Other figures in Brazil have also spoken out. Lawmaker Carlos Marun, in remarks reported by the Ynet website, said back in August that Dayan’s proposed appointment was an “insult.”

“We can’t accept such provocation. It would be like Germany sending to Brazil as an ambassador a former concentration camp guard, like Chile sending as an ambassador to Brazil a prison guard from the dictatorship, or South Africa sending a prison torturer from the apartheid period.

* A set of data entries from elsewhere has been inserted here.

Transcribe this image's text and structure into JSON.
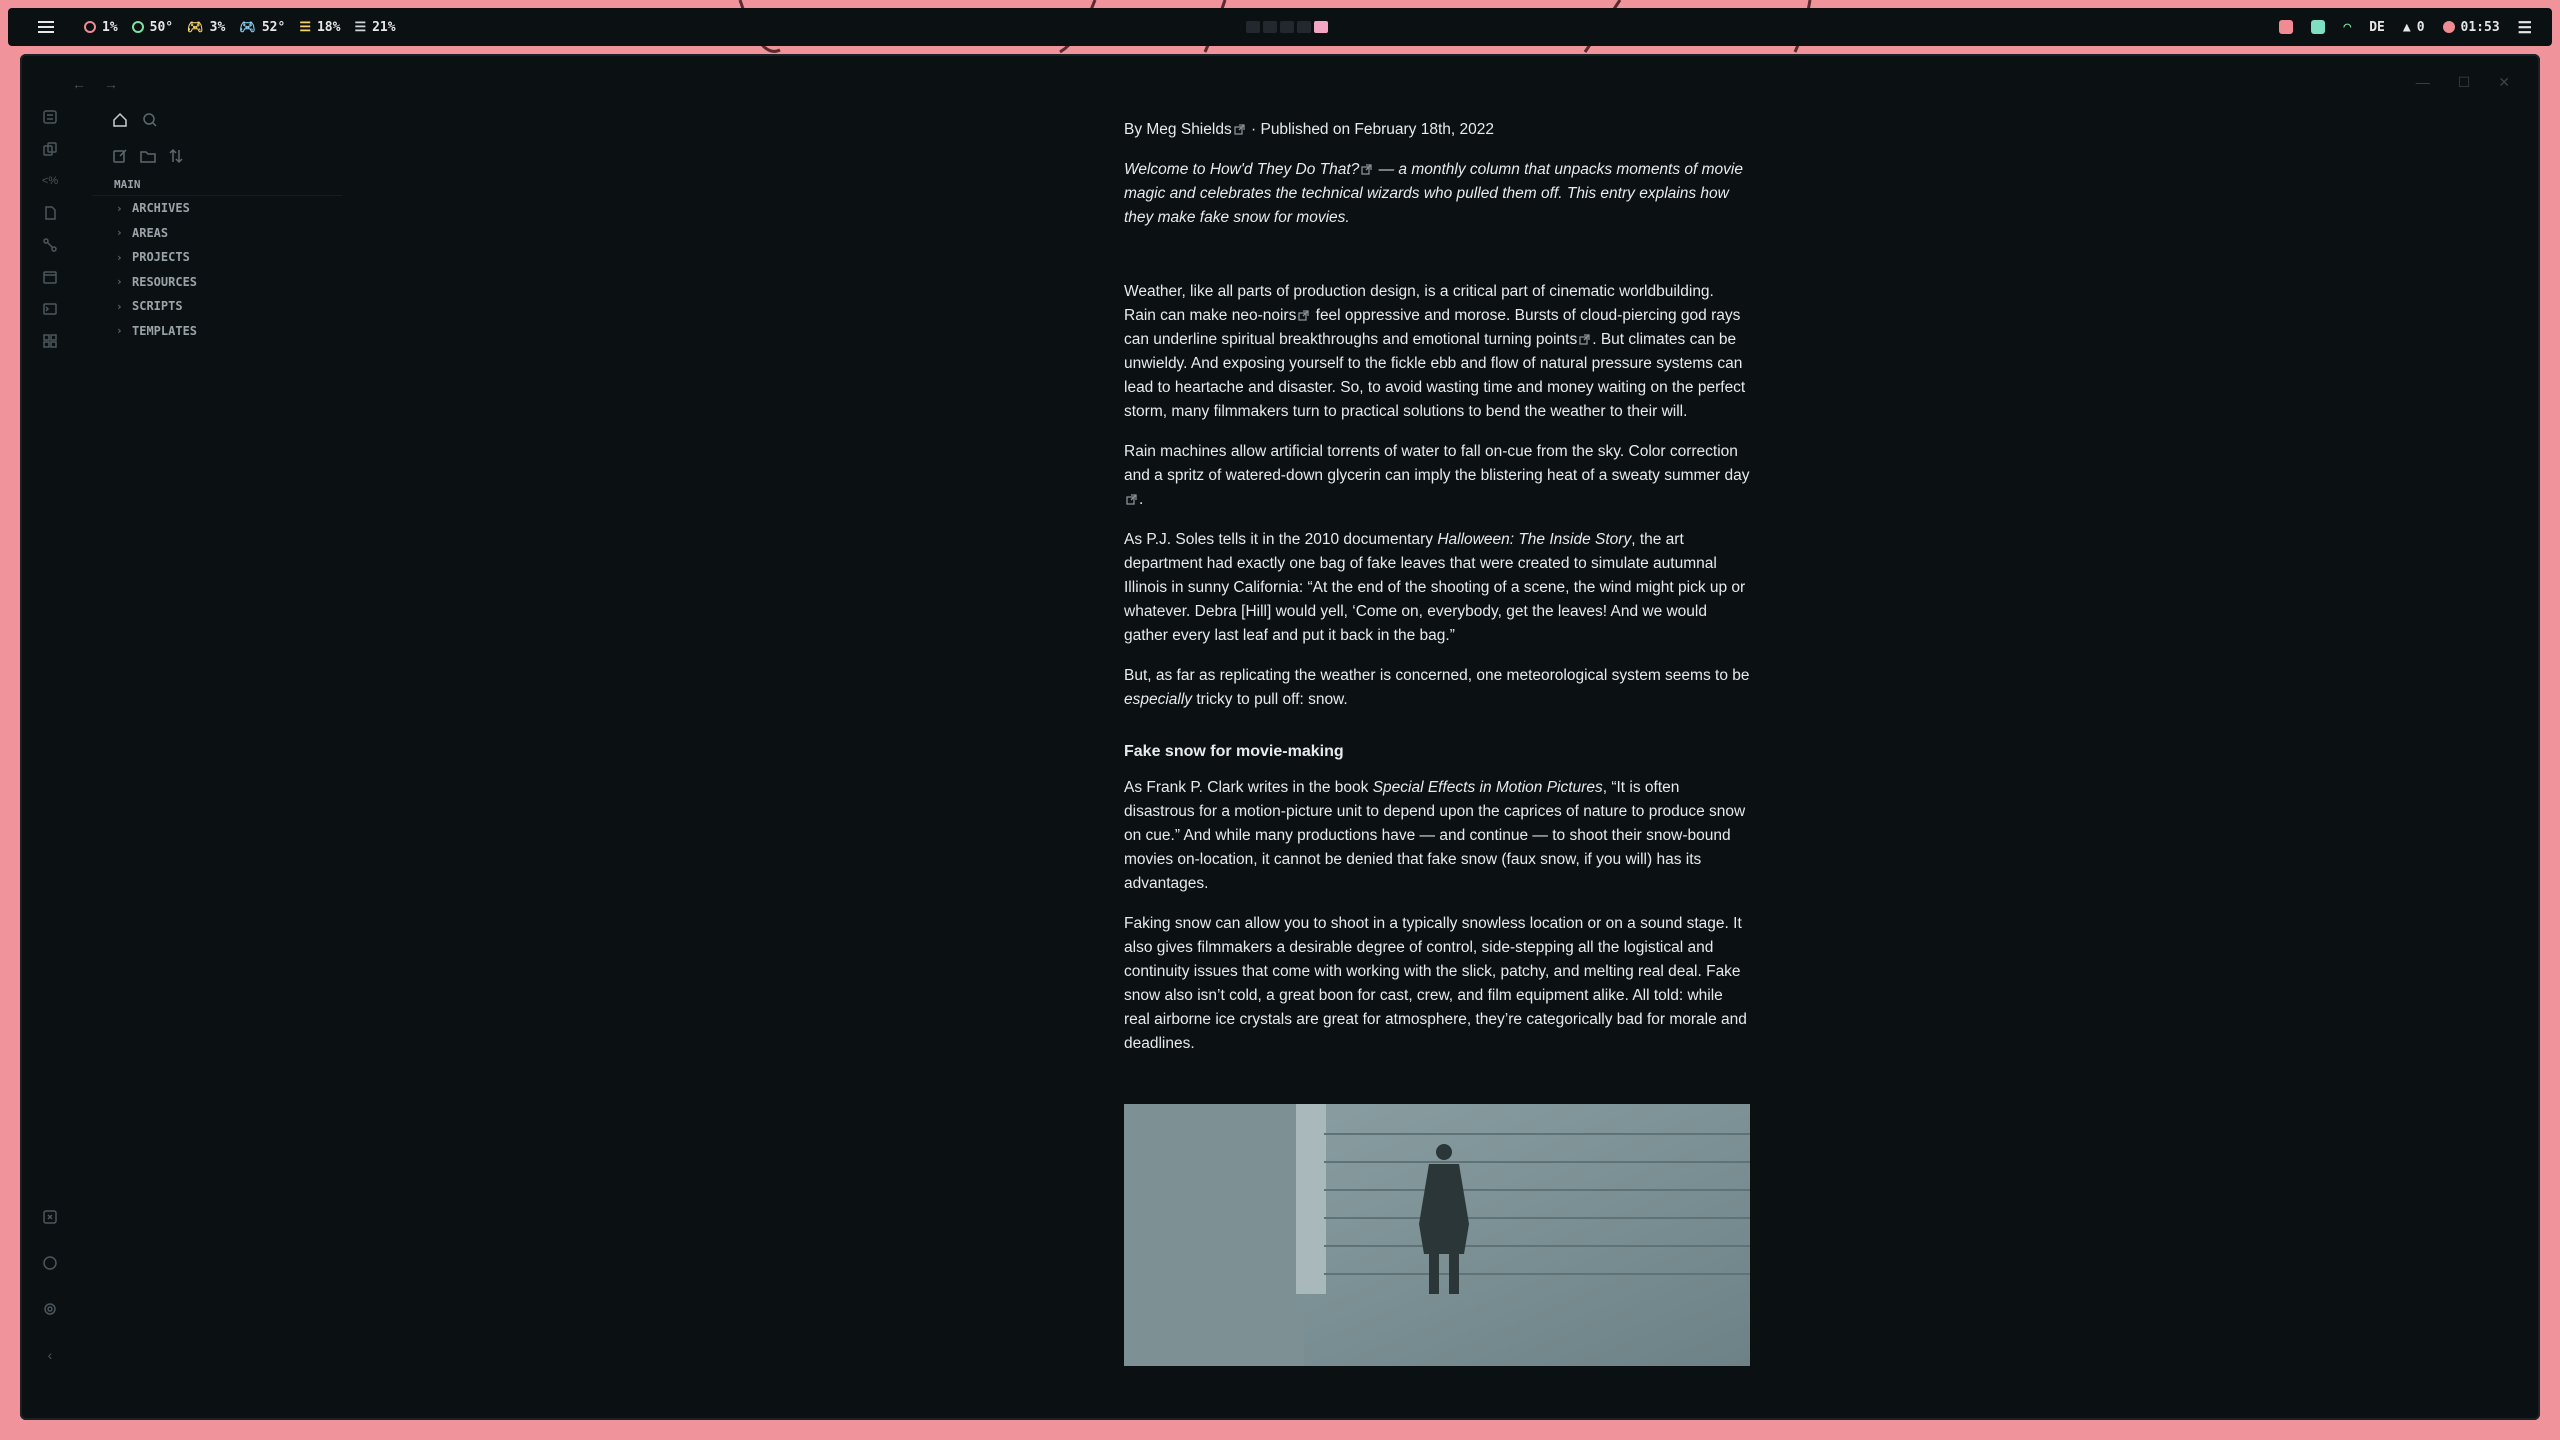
{
  "statusbar": {
    "cpu": "1%",
    "cpu_temp": "50°",
    "gpu": "3%",
    "gpu_temp": "52°",
    "mem": "18%",
    "disk": "21%",
    "lang": "DE",
    "notifications": "0",
    "clock": "01:53"
  },
  "colors": {
    "accent_pink": "#f3a5c4",
    "wallpaper": "#f0939a",
    "window_bg": "#0b1013"
  },
  "explorer": {
    "section": "MAIN",
    "folders": [
      "ARCHIVES",
      "AREAS",
      "PROJECTS",
      "RESOURCES",
      "SCRIPTS",
      "TEMPLATES"
    ]
  },
  "article": {
    "byline_author": "By Meg Shields",
    "byline_date": " · Published on February 18th, 2022",
    "lead_1": "Welcome to ",
    "lead_link": "How'd They Do That?",
    "lead_2": " — a monthly column that unpacks moments of movie magic and celebrates the technical wizards who pulled them off. This entry explains how they make fake snow for movies.",
    "p1_a": "Weather, like all parts of production design, is a critical part of cinematic worldbuilding. Rain can make ",
    "p1_link1": "neo-noirs",
    "p1_b": " feel oppressive and morose. Bursts of cloud-piercing god rays can underline spiritual breakthroughs and emotional ",
    "p1_link2": "turning points",
    "p1_c": ". But climates can be unwieldy. And exposing yourself to the fickle ebb and flow of natural pressure systems can lead to heartache and disaster. So, to avoid wasting time and money waiting on the perfect storm, many filmmakers turn to practical solutions to bend the weather to their will.",
    "p2_a": "Rain machines allow artificial torrents of water to fall on-cue from the sky. Color correction and a spritz of watered-down glycerin can imply the blistering heat of a ",
    "p2_link": "sweaty summer day",
    "p2_b": ".",
    "p3_a": "As P.J. Soles tells it in the 2010 documentary ",
    "p3_em": "Halloween: The Inside Story",
    "p3_b": ", the art department had exactly one bag of fake leaves that were created to simulate autumnal Illinois in sunny California: “At the end of the shooting of a scene, the wind might pick up or whatever. Debra [Hill] would yell, ‘Come on, everybody, get the leaves! And we would gather every last leaf and put it back in the bag.”",
    "p4_a": "But, as far as replicating the weather is concerned, one meteorological system seems to be ",
    "p4_em": "especially",
    "p4_b": " tricky to pull off: snow.",
    "heading": "Fake snow for movie-making",
    "p5_a": "As Frank P. Clark writes in the book ",
    "p5_em": "Special Effects in Motion Pictures",
    "p5_b": ", “It is often disastrous for a motion-picture unit to depend upon the caprices of nature to produce snow on cue.” And while many productions have — and continue — to shoot their snow-bound movies on-location, it cannot be denied that fake snow (faux snow, if you will) has its advantages.",
    "p6": "Faking snow can allow you to shoot in a typically snowless location or on a sound stage. It also gives filmmakers a desirable degree of control, side-stepping all the logistical and continuity issues that come with working with the slick, patchy, and melting real deal. Fake snow also isn’t cold, a great boon for cast, crew, and film equipment alike. All told: while real airborne ice crystals are great for atmosphere, they’re categorically bad for morale and deadlines."
  }
}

“I have nothing against the existence of the State of Israel, whose borders are already recognized and take up 85 percent of Palestine,” Marun, of the government-aligned Brazilian Democratic Movement Party (PMDB) said. “These settlers are agents of Zionism that the world can’t accept. They are thieves of others’ land. In what is an insult to Brazil, an insult to the government, and an insult to millions of Brazilians whose origins, like mine, are from the Arab world — Israel chooses to send the leader of these settlers to represent it in our land.”

Articles in the Brazilian press have said that Palestinian officials have now involved themselves in the case, with Palestine Liberation Organization (PLO) official Saeb Erekat reportedly having told Brasilia that the country would ,lose trust if it agrees to accept Dayan. One story in ther Folha de S. Paulo daily earlier this month however said that Brazil’s military is actively lobbying for Dayan’s approval, saying further delays to the process will hurt the crucial transfer of military technology.